Ce genre de raid pourrait être considéré comme une coutume soviétique tant les forces de l’ordre ont pris l’habitude d’intervenir de la sorte. « Dès notre ouverture, nous nous attendions à connaître une telle situation un jour ou l’autre, confie Philipp. Cela a toujours fonctionné de cette manière en Russie. » Dès les années 90 et l’apparition des premières raves, le gouvernement a opté pour une politique répressive sans se priver d’un éventuel recours à la violence. Ce qui ne démotive pas pour autant la jeunesse à organiser la fête libre au fil des années.
« Cela a toujours fonctionné de cette manière en Russie. »
Quelques mois plus tôt, le RAF25 recevait, pour la première fois, une soirée Inwine. Il est bientôt 7h du matin, dans le fin fond du district de Kalinine, au nord de Saint-Pétersbourg. Le jour se lève sur l’ancienne capitale russe recouverte d’un fin manteau de neige digne d’un doux mois de février. À 8 mètres sous terre, Ogmah, jeune DJ français, s’apprête à retourner le dancefloor du bunker anti-atomique construit par l’URSS reconverti en club underground. Depuis minuit, près de 300 jeunes russes transpirent à grosses gouttes en dansant sur une techno extrême et brutale dans ce sous-sol datant de la Guerre froide. Des mouvements saccadés dignes de pantins désarticulés accompagnent les sonorités métalliques de la musique. Les têtes en l’air face au plafond en béton armé, les yeux fuyants, il est difficile d’attraper le regard de quelqu’un. Du samedi soir jusqu’au dimanche midi, les imperturbables fidèles de RAF25 s’envolent ailleurs. Totalement coupées du monde extérieur, ces nuits font office d’exutoire pour une jeunesse en quête de perspectives.
En quête de l’extrême
« Plus que dans n’importe quel pays, nous avons désespérément besoin d’une expérience clubbing libre de tout préjudice et de toute discrimination, explique Philip, un des fondateurs de RAF25. Notre club fonctionne comme une microsociété avec ses propres codes, dans laquelle la hard techno se trouve être un des styles les plus appropriés. » En témoigne la performance d’Ogmah, oscillant entre hardcore et techno indus. Cloîtré au fond du bunker derrière des barreaux, le fondateur du label Askorn Records signe ici sa première date internationale. « Le public est aussi fou que bienveillant. J’ai jamais vu ça ! », lâche-t-il encore en nage à la sortie de son set. Entouré de la tête d’affiche WNDRLST et du local de l’étape TRSKY sur le line-up, Ogmah tire son épingle du jeu grâce à quelques tracks gabber qui font forte impression dans la foule. Lorsqu’il balance le fameux « Bim Bim » d’Evil Grimace, hymne du crew frapcore Casual Gabberz, cinq danseurs du premier rang, au look de cyberpunk soviétique, grimpent sur les subwoofers et sautent dans tous les sens. Leurs tenues en latex noir s’accompagnent de grandes chaînes en métal brillant sur leurs peaux nues toutes tatouées. L’excitation se révèle contagieuse. Tout le public s’embrase. « Il y a une vraie proximité avec les gens. Après mon set, plusieurs personnes m’ont remercié d’avoir joué ce genre de tracks », s’étonne le DJ. À croire que plus la musique est extrême, plus les Russes apprécient. Si l’obscurité domine sur le dancefloor du RAF25, éclairé par quelques stroboscopes de lumière blanche, des sourires se devinent sur les visages à chaque kick sortant des énormes caissons. « Ce son dur plaît beaucoup ici. La jeunesse se retrouve autour de cette musique. Ce n’est pas simplement un goût musical, mais un véritable style de vie pour certains », explique fièrement Alexander, promoteur des soirées Inwine.

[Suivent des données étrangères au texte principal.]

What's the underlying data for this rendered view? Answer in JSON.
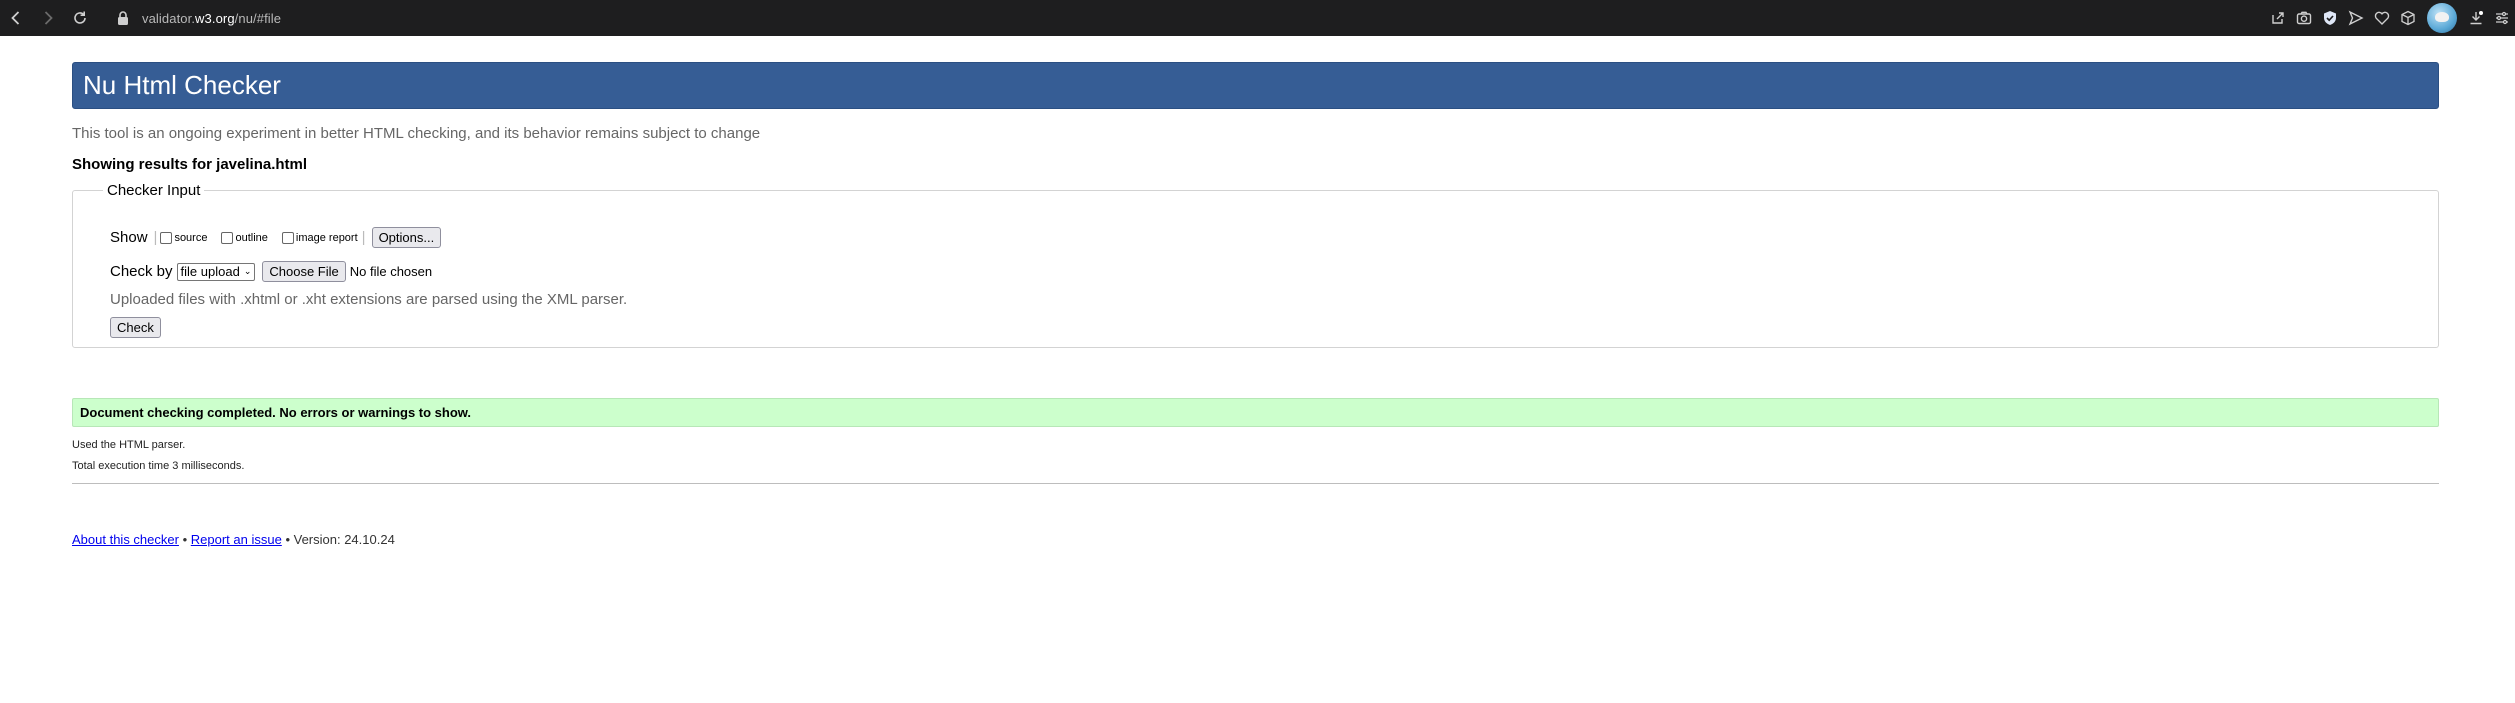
{
  "browser": {
    "url_prefix": "validator.",
    "url_domain": "w3.org",
    "url_suffix": "/nu/#file"
  },
  "header": {
    "title": "Nu Html Checker"
  },
  "intro": "This tool is an ongoing experiment in better HTML checking, and its behavior remains subject to change",
  "showing": "Showing results for javelina.html",
  "checker_input": {
    "legend": "Checker Input",
    "show_label": "Show",
    "options": [
      {
        "label": "source",
        "checked": false
      },
      {
        "label": "outline",
        "checked": false
      },
      {
        "label": "image report",
        "checked": false
      }
    ],
    "options_button": "Options...",
    "check_by_label": "Check by",
    "check_by_value": "file upload",
    "choose_file_button": "Choose File",
    "no_file_text": "No file chosen",
    "xml_note": "Uploaded files with .xhtml or .xht extensions are parsed using the XML parser.",
    "check_button": "Check"
  },
  "results": {
    "success_message": "Document checking completed. No errors or warnings to show.",
    "parser_note": "Used the HTML parser.",
    "execution_time": "Total execution time 3 milliseconds."
  },
  "footer": {
    "about_link": "About this checker",
    "separator": "•",
    "report_link": "Report an issue",
    "version": "• Version: 24.10.24"
  }
}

« Plus que dans n’importe quel pays, nous avons désespérément besoin d’une expérience clubbing libre de tout préjudice et de toute discrimination. »
« Il reste encore du chemin à parcourir… »

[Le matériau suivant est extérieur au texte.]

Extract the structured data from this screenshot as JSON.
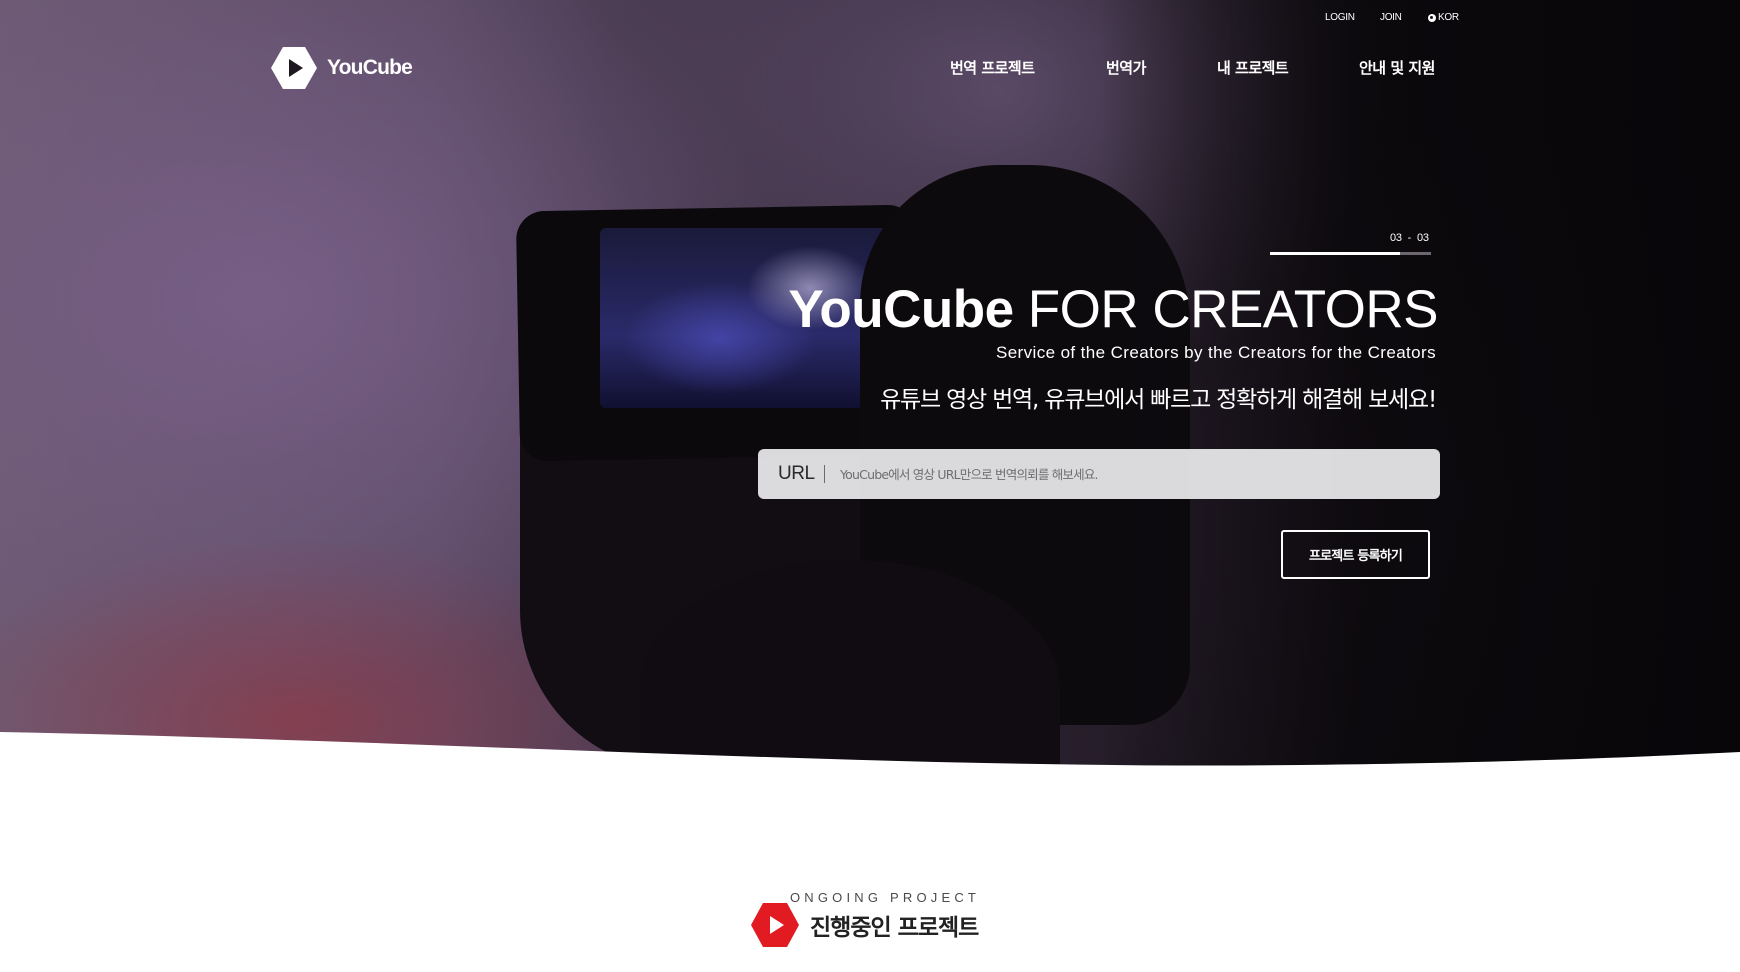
{
  "top_util": {
    "login": "LOGIN",
    "join": "JOIN",
    "language": "KOR"
  },
  "logo": {
    "text": "YouCube",
    "icon": "play-hexagon-icon"
  },
  "nav": {
    "items": [
      {
        "label": "번역 프로젝트"
      },
      {
        "label": "번역가"
      },
      {
        "label": "내 프로젝트"
      },
      {
        "label": "안내 및 지원"
      }
    ]
  },
  "slider": {
    "current": "03",
    "separator": "-",
    "total": "03",
    "progress_fraction": 0.81
  },
  "hero": {
    "title_strong": "YouCube",
    "title_rest": " FOR CREATORS",
    "subtitle": "Service of the Creators by the Creators for the Creators",
    "korean_tagline": "유튜브 영상 번역, 유큐브에서 빠르고 정확하게 해결해 보세요!"
  },
  "url_field": {
    "label": "URL",
    "value": "",
    "placeholder": "YouCube에서 영상 URL만으로 번역의뢰를 해보세요."
  },
  "register_button": {
    "label": "프로젝트 등록하기"
  },
  "ongoing": {
    "eyebrow": "ONGOING PROJECT",
    "title": "진행중인 프로젝트",
    "icon": "play-hexagon-icon"
  },
  "colors": {
    "brand_red": "#e21b23",
    "white": "#ffffff",
    "hero_dark": "#0a080b"
  }
}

Entre ces murs, la communauté LGBT s’exprime pleinement. Ce qui n’a pas toujours été le cas dans un pays qui a attendu 1993 pour décriminaliser l’homosexualité masculine, et de toute la Russie, « Saint-Pétersbourg est une des villes les plus tolérantes », constate Margarita, habituée du RAF25. Avec son meilleur ami Maxim, ils arpentent les hauts lieux de la nuit saint-pétersbourgeoise. Ce dernier ne craint pas d’y afficher son homosexualité. « Ici, la scène club se montre très ouverte, tant pour les lieux revendiqués LGBT que les autres », remarque le jeune homme. Un climat sain qui n’est pas autant présent à Moscou, où le Central Station, le plus grand club gay, est souvent attaqué par des militants d’extrême-droite. Malgré l’homophobie ambiante, des soirées queer ont fait leur apparition ces dernières années. Très excentriques, les Loshadka s’organisent en marge, dans des lieux plus restreints. Elles célèbrent la liberté sexuelle et donnent lieux à de folles réjouissances.
« Ce son dur plaît beaucoup ici. La jeunesse se retrouve autour de cette musique. Ce n’est pas simplement un goût musical, mais un véritable style de vie pour certains. »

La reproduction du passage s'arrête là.